Bunun en somut göstergelerinden biri örneğin İran ya da Suudi Arabistan’da bir idam söz konusu olunca Batıcı medya bunu alabildiğine abartıyor gözlere sokuyor, günlerce tartışıyor. Benzer bir durum Abede’de olunca nedense kör bir sessizlik oluyor sıradan bir olay olarak medyada karşılık bulmuyor. Bu ciddî ayrışma insanı sorunları gösteriyor. Emperyalizm, dolayısıyla Abede’ye karşı gibi görünenler onların yanında yer alıyorlar. Burada şaşılacak bir durum yok. Olay aynı ruhu temsil etmelerinden kaynaklanıyor. Bunun içindir ki Mısır’daki idama batıcıların tepki vermemesinin başlıca nedeni budur. Birbirine karşı gibi görünenlerin aynı safta yer almaları bize şaşırtıcı gelmiyor.

İslâmî bilinç bütün bir coğrafyayı hatta bütün insanlığı ilgilendiriyor. Müslümanlar bu öze sahip olmadıkları sürece ne kendilerinin ne de başkalarının sorunlarını giderebilirler. En temel yaklaşım: “Bir insanın öldürülmesi bütün insanlığın öldürülmesi, bir insanın dirilmesi bütün insanlığın dirilmesi” olan temel bakışa sahip. İnsanlığın acıları ortak ve sahiplenilmesi gerekiyor.

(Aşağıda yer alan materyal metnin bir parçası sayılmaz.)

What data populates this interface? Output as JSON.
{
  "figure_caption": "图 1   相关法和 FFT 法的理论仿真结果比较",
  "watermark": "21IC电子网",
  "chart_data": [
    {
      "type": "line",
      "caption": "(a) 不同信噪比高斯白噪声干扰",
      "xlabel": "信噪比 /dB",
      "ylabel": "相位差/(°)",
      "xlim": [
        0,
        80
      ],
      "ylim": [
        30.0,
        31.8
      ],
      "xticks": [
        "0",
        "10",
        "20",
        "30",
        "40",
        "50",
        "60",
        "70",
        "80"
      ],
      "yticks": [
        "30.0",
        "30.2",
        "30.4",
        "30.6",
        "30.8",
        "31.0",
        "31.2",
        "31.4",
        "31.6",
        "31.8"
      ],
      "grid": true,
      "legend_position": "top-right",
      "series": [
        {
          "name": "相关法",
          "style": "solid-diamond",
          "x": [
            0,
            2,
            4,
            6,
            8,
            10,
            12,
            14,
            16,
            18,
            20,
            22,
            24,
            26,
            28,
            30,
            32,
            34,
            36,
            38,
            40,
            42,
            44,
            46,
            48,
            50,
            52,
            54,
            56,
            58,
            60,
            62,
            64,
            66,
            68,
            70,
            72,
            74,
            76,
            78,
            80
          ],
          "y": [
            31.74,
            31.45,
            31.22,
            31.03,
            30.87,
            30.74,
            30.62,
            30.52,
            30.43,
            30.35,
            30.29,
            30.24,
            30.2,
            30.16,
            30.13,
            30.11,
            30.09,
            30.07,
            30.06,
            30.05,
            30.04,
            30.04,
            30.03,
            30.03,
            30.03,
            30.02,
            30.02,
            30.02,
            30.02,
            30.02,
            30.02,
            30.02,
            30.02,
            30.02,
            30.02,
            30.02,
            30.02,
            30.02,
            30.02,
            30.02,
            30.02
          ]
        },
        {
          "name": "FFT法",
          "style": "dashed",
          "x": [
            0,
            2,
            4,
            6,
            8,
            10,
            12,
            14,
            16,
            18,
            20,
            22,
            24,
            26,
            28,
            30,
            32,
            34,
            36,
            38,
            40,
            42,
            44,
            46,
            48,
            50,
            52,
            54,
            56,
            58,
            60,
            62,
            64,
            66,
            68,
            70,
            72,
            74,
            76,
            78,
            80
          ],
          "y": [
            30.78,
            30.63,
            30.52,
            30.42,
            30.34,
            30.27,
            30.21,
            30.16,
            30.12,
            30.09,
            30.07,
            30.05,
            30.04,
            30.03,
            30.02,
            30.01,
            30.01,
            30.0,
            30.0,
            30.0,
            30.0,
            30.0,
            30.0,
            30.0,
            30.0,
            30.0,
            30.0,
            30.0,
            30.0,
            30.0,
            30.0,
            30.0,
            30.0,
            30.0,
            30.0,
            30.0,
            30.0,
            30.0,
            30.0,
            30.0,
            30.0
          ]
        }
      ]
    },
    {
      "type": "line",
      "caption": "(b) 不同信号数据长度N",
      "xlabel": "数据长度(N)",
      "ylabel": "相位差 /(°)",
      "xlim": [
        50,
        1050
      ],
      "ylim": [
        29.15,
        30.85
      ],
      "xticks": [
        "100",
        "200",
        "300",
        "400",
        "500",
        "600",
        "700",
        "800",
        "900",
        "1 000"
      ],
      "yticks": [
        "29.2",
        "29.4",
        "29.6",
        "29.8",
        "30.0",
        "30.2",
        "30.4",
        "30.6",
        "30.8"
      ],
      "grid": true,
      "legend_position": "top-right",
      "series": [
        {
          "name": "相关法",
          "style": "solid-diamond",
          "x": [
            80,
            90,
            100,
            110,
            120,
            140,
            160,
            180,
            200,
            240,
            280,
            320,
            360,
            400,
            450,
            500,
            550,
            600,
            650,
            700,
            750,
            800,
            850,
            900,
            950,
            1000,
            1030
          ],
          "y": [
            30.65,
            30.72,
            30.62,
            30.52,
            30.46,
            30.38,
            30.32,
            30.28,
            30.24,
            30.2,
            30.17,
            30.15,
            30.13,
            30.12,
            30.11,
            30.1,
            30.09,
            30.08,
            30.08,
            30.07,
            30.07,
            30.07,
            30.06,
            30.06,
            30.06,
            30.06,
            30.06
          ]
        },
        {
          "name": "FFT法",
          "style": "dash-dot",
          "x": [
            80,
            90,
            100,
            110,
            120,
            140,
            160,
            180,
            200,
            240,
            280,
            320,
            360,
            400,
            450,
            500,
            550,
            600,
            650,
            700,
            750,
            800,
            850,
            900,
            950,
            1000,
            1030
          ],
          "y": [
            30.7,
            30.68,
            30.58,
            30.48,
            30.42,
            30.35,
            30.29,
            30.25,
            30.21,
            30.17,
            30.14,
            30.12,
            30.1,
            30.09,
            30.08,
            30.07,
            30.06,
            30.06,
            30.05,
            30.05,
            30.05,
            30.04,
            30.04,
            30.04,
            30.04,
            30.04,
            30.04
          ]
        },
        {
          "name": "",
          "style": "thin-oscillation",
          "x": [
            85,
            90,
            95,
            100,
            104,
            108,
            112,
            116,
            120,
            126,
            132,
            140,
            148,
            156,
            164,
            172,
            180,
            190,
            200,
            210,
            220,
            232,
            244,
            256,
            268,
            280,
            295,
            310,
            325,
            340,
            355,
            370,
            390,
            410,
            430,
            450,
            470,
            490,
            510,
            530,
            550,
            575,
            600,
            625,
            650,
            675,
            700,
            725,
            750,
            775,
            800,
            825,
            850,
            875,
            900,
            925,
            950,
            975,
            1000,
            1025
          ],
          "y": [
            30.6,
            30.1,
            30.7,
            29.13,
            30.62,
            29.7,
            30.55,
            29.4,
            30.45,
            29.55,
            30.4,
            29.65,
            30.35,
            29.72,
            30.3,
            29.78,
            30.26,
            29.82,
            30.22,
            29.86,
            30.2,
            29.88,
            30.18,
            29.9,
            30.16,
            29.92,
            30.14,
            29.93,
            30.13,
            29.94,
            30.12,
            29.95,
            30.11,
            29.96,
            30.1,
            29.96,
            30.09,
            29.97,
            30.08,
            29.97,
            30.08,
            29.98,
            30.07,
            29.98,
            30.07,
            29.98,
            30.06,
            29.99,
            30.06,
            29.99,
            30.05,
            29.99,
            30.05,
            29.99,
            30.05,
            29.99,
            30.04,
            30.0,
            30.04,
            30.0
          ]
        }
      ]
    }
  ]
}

Mısır’daki idamlar birçok şeyi, düşünüş ve bakış farklılıklarını ortaya koyuyor. Batılalar için 529 idam yetmiyor dahası olmalı, Müslümanlar iyice sindirilmeli. Batıcılarımız ise bireysel yaşam alanlarına müdahalede asla bulunulmaması, batı ile birlikte yaşama duygusu ağır basıyor. Türkçüler sadece kendi kavimlerini kolluyor. Araplardan tiksiniliyor dense yeridir. Kürtler ise varsa yoksa kendileri. Kimileri özellikle Şia kesiminin toptan imhasını istiyor. Müslümanların bir bütün olarak ele alınması ise İslâmî duyarlık ve bilinç sahibi insanlara kalmış. Onlar da çerçevelerini daha geniş tutmalıdırlar insanlığın tamamını gözetmelidirler.